Mardi 26 mars

S’il y a un truc dont je me méfie dans ce boulot, c’est du cours one man show. Du magistral presque pur, qu’on va tenter de rendre accessible et chouette par des blagues, des anecdotes, de petits exemples qui vont bien.

D’abord parce que c’est épuisant : quel artiste proposerait un spectacle de six heures, cinq jour par semaine ? D’autre part, évidemment, parce qu’on ne bosse pas pour être admiré par nos élèves. Mon narcissisme est déjà assez hypertrophié comme ça : nul besoin de lui apporter encore plus d’engrais.

Mais certains jours, certains cours, ça s’y prête. Lorsque, par exemple, les élèves font la gueule à l’idée de passer deux heures à désherber la prose de François Rabelais. Faut se lancer. Ouvrir le cours par une blague, sauter de mot en mot. Leur déplier le texte, en montrant à quel point c’est simple. Un mini-détail perso pour relancer leur intérêt qui fléchit, un gros mot, merci François, et on est reparti.

Ce sont des heures complètement épuisantes. Et, quand elles fonctionnent, réjouissantes. Des heures aussi, qu’il faut consommer à très petites doses. Mais qui servent aussi à montrer que le savoir, c’est un truc d’acrobate, de virtuose. Quand ils auront appris, eux aussi, à ne plus avoir peur des métaphores cachées au creux des propositions infinitives, ils se rendront compte qu’ils peuvent s’y livrer aussi, à cette jonglerie avec les mots et le sens.
En attendant, je vais aller me reposer. Parce que c’était quand même bien crevant.

Vendredi 2 février

« Un début est un moment extrêmement délicat. »

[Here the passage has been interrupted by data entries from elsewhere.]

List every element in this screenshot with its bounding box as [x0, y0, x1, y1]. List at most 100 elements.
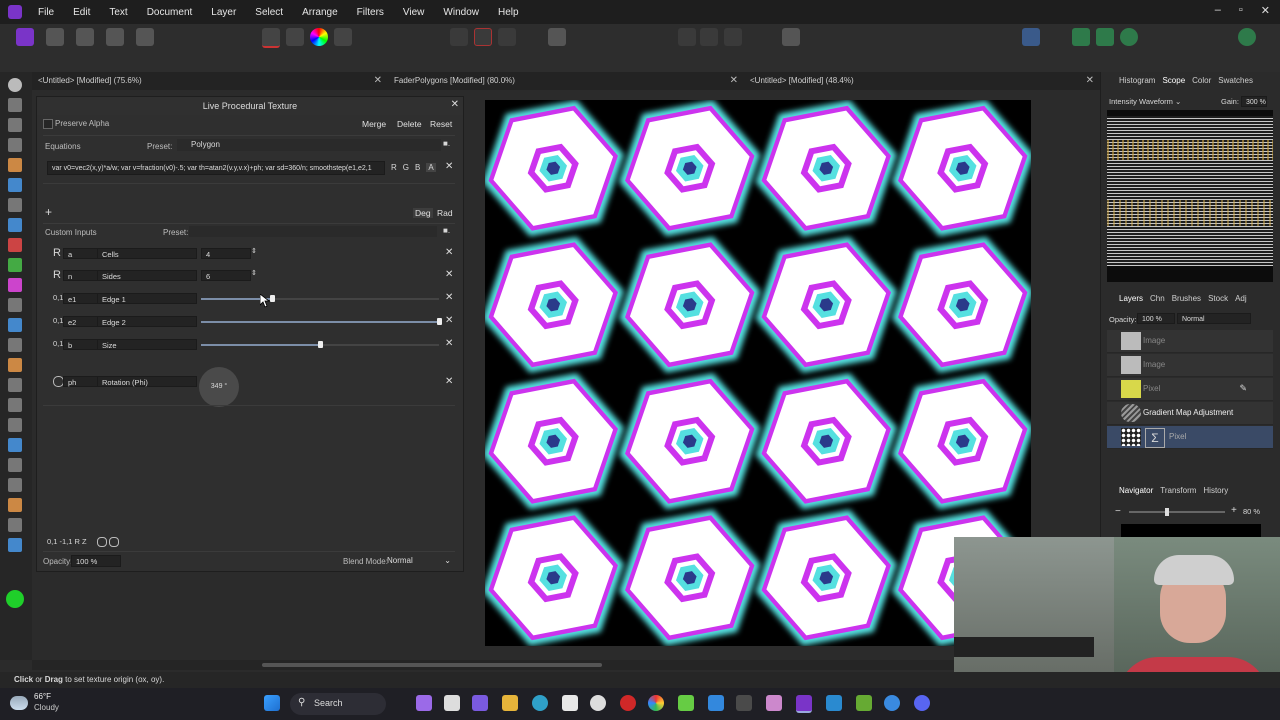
auto-white-balance-icon[interactable]	[334, 28, 352, 46]
file-explorer-icon[interactable]	[502, 695, 518, 711]
chat-icon[interactable]	[416, 695, 432, 711]
menu-filters[interactable]: Filters	[357, 7, 384, 18]
app-icon[interactable]	[766, 695, 782, 711]
primary-color-swatch[interactable]	[6, 590, 24, 608]
channel-r-button[interactable]: R	[391, 163, 397, 172]
rad-button[interactable]: Rad	[437, 208, 453, 218]
menu-layer[interactable]: Layer	[211, 7, 236, 18]
merge-button[interactable]: Merge	[362, 119, 386, 129]
windows-start-icon[interactable]	[264, 695, 280, 711]
export-persona-icon[interactable]	[136, 28, 154, 46]
color-wheel-icon[interactable]	[8, 538, 22, 552]
input-name[interactable]: Sides	[97, 270, 197, 281]
remove-input-icon[interactable]: ✕	[445, 338, 453, 349]
edge-icon[interactable]	[532, 695, 548, 711]
zoom-tool-icon[interactable]	[8, 478, 22, 492]
dodge-tool-icon[interactable]	[8, 318, 22, 332]
menu-select[interactable]: Select	[255, 7, 283, 18]
search-box[interactable]: ⚲ Search	[290, 693, 386, 715]
snapping-icon[interactable]	[678, 28, 696, 46]
app-icon[interactable]	[736, 695, 752, 711]
layer-item-selected[interactable]: Σ Pixel	[1107, 426, 1273, 449]
close-window-button[interactable]: ✕	[1261, 4, 1270, 17]
tab-channels[interactable]: Chn	[1150, 294, 1165, 303]
deg-button[interactable]: Deg	[413, 208, 433, 218]
edge2-slider-handle[interactable]	[437, 318, 442, 325]
channel-b-button[interactable]: B	[415, 163, 420, 172]
layer-item[interactable]: Pixel ✎	[1107, 378, 1273, 401]
photo-persona-icon[interactable]	[16, 28, 34, 46]
task-view-icon[interactable]	[444, 695, 460, 711]
custom-preset-menu-icon[interactable]: ■.	[443, 226, 450, 235]
input-var[interactable]: n	[63, 270, 101, 281]
input-var[interactable]: ph	[63, 376, 101, 387]
input-type[interactable]: 0,1	[53, 339, 63, 348]
refine-selection-icon[interactable]	[498, 28, 516, 46]
input-type[interactable]: 0,1	[53, 293, 63, 302]
share-icon[interactable]	[1072, 28, 1090, 46]
discord-icon[interactable]	[914, 695, 930, 711]
menu-edit[interactable]: Edit	[73, 7, 90, 18]
tab-fader-polygons[interactable]: FaderPolygons [Modified] (80.0%) ✕	[394, 72, 738, 90]
input-type[interactable]: 0,1	[53, 316, 63, 325]
menu-text[interactable]: Text	[109, 7, 127, 18]
pen-tool-icon[interactable]	[8, 398, 22, 412]
zoom-in-icon[interactable]: +	[1231, 505, 1237, 516]
input-type[interactable]: R	[53, 269, 61, 281]
close-panel-icon[interactable]: ✕	[451, 99, 459, 110]
remove-input-icon[interactable]: ✕	[445, 247, 453, 258]
bing-icon[interactable]	[708, 695, 724, 711]
preset-dropdown[interactable]: Polygon	[177, 139, 441, 151]
teams-icon[interactable]	[472, 695, 488, 711]
menu-help[interactable]: Help	[498, 7, 519, 18]
input-name[interactable]: Size	[97, 339, 197, 350]
input-name[interactable]: Edge 2	[97, 316, 197, 327]
tab-untitled-1[interactable]: <Untitled> [Modified] (75.6%) ✕	[38, 72, 382, 90]
blend-mode-dropdown[interactable]: Normal ⌄	[387, 556, 455, 567]
measure-tool-icon[interactable]	[8, 498, 22, 512]
preset-menu-icon[interactable]: ■.	[443, 139, 450, 148]
blemish-removal-icon[interactable]	[8, 358, 22, 372]
erase-brush-icon[interactable]	[8, 278, 22, 292]
horizontal-scrollbar[interactable]	[32, 660, 1100, 670]
add-equation-button[interactable]: +	[45, 205, 52, 219]
arrange-icon[interactable]	[1022, 28, 1040, 46]
zoom-slider-handle[interactable]	[1165, 508, 1169, 516]
user-account-icon[interactable]	[1238, 28, 1256, 46]
remove-input-icon[interactable]: ✕	[445, 376, 453, 387]
input-value[interactable]: 6	[201, 270, 251, 281]
mesh-warp-icon[interactable]	[8, 458, 22, 472]
close-tab-icon[interactable]: ✕	[374, 72, 382, 90]
minimize-button[interactable]: –	[1215, 4, 1221, 17]
input-var[interactable]: e1	[63, 293, 101, 304]
remove-input-icon[interactable]: ✕	[445, 292, 453, 303]
equation-input[interactable]: var v0=vec2(x,y)*a/w; var v=fraction(v0)…	[47, 161, 385, 175]
opera-icon[interactable]	[620, 695, 636, 711]
add-dial-input-icon[interactable]	[109, 537, 119, 547]
force-pixel-icon[interactable]	[700, 28, 718, 46]
menu-document[interactable]: Document	[147, 7, 193, 18]
stepper-icon[interactable]: ⇕	[251, 269, 257, 277]
view-mode-icon[interactable]	[548, 28, 566, 46]
auto-color-icon[interactable]	[310, 28, 328, 46]
remove-input-icon[interactable]: ✕	[445, 315, 453, 326]
hand-tool-icon[interactable]	[8, 78, 22, 92]
input-var[interactable]: a	[63, 248, 101, 259]
app-icon[interactable]	[884, 695, 900, 711]
navigator-preview[interactable]	[1121, 524, 1261, 538]
text-tool-icon[interactable]	[8, 438, 22, 452]
rotation-dial[interactable]: 349 °	[199, 367, 239, 407]
input-var[interactable]: b	[63, 339, 101, 350]
tab-transform[interactable]: Transform	[1160, 486, 1196, 495]
tab-navigator[interactable]: Navigator	[1119, 486, 1153, 495]
channel-g-button[interactable]: G	[403, 163, 409, 172]
app-icon[interactable]	[678, 695, 694, 711]
scope-mode-dropdown[interactable]: Intensity Waveform ⌄	[1109, 97, 1181, 106]
layer-blend-dropdown[interactable]: Normal	[1177, 313, 1251, 324]
selection-mode-icon[interactable]	[450, 28, 468, 46]
menu-window[interactable]: Window	[443, 7, 479, 18]
input-var[interactable]: e2	[63, 316, 101, 327]
remove-input-icon[interactable]: ✕	[445, 269, 453, 280]
tab-adjustments[interactable]: Adj	[1235, 294, 1247, 303]
layer-item[interactable]: Gradient Map Adjustment	[1107, 402, 1273, 425]
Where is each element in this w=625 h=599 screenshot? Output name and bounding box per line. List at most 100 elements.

D’une princesse à l’autre. Le commentaire d’Irulan, qui ouvre Dune, s’applique tellement à ce cours sur Phèdre, avec les secondes. Vertige total en leur présentant la première scène cet après-midi. Lorsque je leur dis que je suis comme eux, ça n’est pas une coquetterie ou de la flagornerie : moi aussi, c’est alexandrins impeccablement interminables me flanquent le vertige, moi aussi j’ai presque la nausée à me dire qu’il va falloir s’enquiller ces mots d’une complexité folle.

La seule différence entre eux et moi est que je sais ce qu’il y a de l’autre côté de la colline. Qu’il y a, dans cette intrigue poussiéreuse et ces sentiments verbeux, une beauté et une pureté à couper le souffle. Que ces vers qui semblent réservés à une élite, ils sont à tout le monde. Et c’est à cette foi que je dois me raccrocher. La première scène. Après la première scène, tout ira mieux. Le miracle se reproduit à chaque fois. Mais il faut traverser cette exposition, voir les élèves rétifs, déployer toute sa conviction pour défendre la cause d’Hippolyte et Théramène.
Ce sont les cours dont je sors le plus épuisé.

Mais c’est essentiel.

Mercredi 8 novembre

Correction de commentaires de texte, par les premières. Pour le moment, j’apprécie cette tâche. On ne va pas se mentir, la composition de la classe y est pour beaucoup : depuis le début de l’année, je les vois faire de leur mieux. Copie après copie, leurs phrases s’affûtent, leur pensée aussi.

Je commence à me demander si ce n’est pas pour ça que je me prends de passion pour cet exercice tellement artificiel : il me permet d’accéder à leur intelligence. À leur entendement. Et en échange, je tente de leur écrire des appréciations qui ont du sens. De leur apporter quelque chose qui me semble à la hauteur des efforts déployés.

Je m’illusionne peut-être. Après tout, pour beaucoup, il s’agit – à très juste titre – d’un exercice qui leur permettra de poursuivre leur étude avec le moins d’obstacles possibles. Mais malgré tout. Malgré tout j’aimerais leur montrer que cette chorégraphie de leur intelligence est belle. Qu’ils construisent quelque chose d’éphémère, de codifié, d’absolument pas utilitaire. Mais que c’est brillant. Artificiel : un artefact éphémère de mots et de pensées.